NASIONAL
Jum'at, 31 Mei 2013 00:16 wib
Rizka Diputra - Okezone
JAKARTA - Masyarakat diharapkan dapat membendung arus globalisasi secara kritis dewasa ini. Hal itu guna melestarikan melestarikan nilai, budaya, dan adat istiadat leluhur.
Salah satu yang menjadi perhatian adalah proteksi bagi budaya suku Batak, Sumatera Utara. Arus globalisasi yang melahirkan deteritorialisasi berpotensi menjadikan masyarakat tidak lagi merasa menjadi suatu kesatuan itu sendiri.
"Bagaimana seharusnya sikap budaya orang Batak memasuki abad mendatang itu?

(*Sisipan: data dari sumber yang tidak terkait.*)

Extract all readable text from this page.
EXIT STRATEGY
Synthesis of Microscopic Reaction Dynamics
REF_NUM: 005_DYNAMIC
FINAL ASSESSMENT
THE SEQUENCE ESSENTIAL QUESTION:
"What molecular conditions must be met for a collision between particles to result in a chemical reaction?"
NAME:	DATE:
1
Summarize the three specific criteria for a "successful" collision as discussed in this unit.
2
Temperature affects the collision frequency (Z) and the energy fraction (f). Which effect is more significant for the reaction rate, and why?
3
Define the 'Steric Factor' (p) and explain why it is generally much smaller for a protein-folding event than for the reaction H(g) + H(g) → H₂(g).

Sungguh dibutuhkan suatu pandangan kritis," kata tokoh Batak, Sumatera Utara Hotman Siahaan dalam acara sarasehan bertema 'Resep Manusia Batak Abad XXII' di Jakarta, Kamis (30/5/2013).

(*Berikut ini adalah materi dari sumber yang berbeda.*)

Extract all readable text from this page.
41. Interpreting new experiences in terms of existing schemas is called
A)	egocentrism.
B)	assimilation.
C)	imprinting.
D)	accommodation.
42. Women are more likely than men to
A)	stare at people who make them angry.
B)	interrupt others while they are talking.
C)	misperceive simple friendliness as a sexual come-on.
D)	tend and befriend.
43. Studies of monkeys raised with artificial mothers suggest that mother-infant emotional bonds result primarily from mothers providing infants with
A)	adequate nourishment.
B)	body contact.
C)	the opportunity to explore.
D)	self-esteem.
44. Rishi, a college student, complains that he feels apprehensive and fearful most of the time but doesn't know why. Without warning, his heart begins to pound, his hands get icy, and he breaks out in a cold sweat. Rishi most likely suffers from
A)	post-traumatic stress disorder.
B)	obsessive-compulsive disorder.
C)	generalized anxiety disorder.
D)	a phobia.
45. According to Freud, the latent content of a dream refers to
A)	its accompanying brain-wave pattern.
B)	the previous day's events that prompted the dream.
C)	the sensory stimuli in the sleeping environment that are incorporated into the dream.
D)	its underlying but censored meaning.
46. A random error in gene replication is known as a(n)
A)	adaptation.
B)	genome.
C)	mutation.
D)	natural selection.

Menurutnya, orang Batak harus memaknai ulang konsep budayanya jika ingin bersikap cerdas dalam menghadapi arus globalisasi. Pasalnya, globalisasi itu sendiri jangan hanya ditafsirkan sebagai internasionalisasi, liberalisasi, universalisasi atau westernisasi, tetapi juga deteritorialisasi.
"Meski di sisi lain, masyarakat Batak telah dikenal sebagai suku yang kuat mempertahankan akar budayanya meski telah beradaptasi dengan berbagai jenis jaman dan kebudayaan, baik di tingkat lokal, regional, nasional, bahkan global," katanya.
Sementara itu, pemerhati komunikasi digital yang juga tokoh Batak, Alex J Sinaga berpendapat, deteritorialisasi yang terjadi merupakan sesuatu hal yang sangat menarik untuk terus didiskusikan. Negara terutama jangan mau tertinggal oleh kemajuan ditengah derasnya arus globalisasi.
"Information computer technology membuat dunia ini jadi borderless, mungkin ini suatu tantangan buat budayawan Batak," tukasnya.
Ssekadar diketahui, sarasehan Resep Manusia Batak Abad XXII ini turut dihadiri sejumlah tokoh Batak diantaranya Jenderal TNI (Purn) Luhut Panjaitan, Putra Nababan, Sabar Situmorang, dan Rosianna Silalahi dengan pembicara tamu Arswendo Atmowiloto.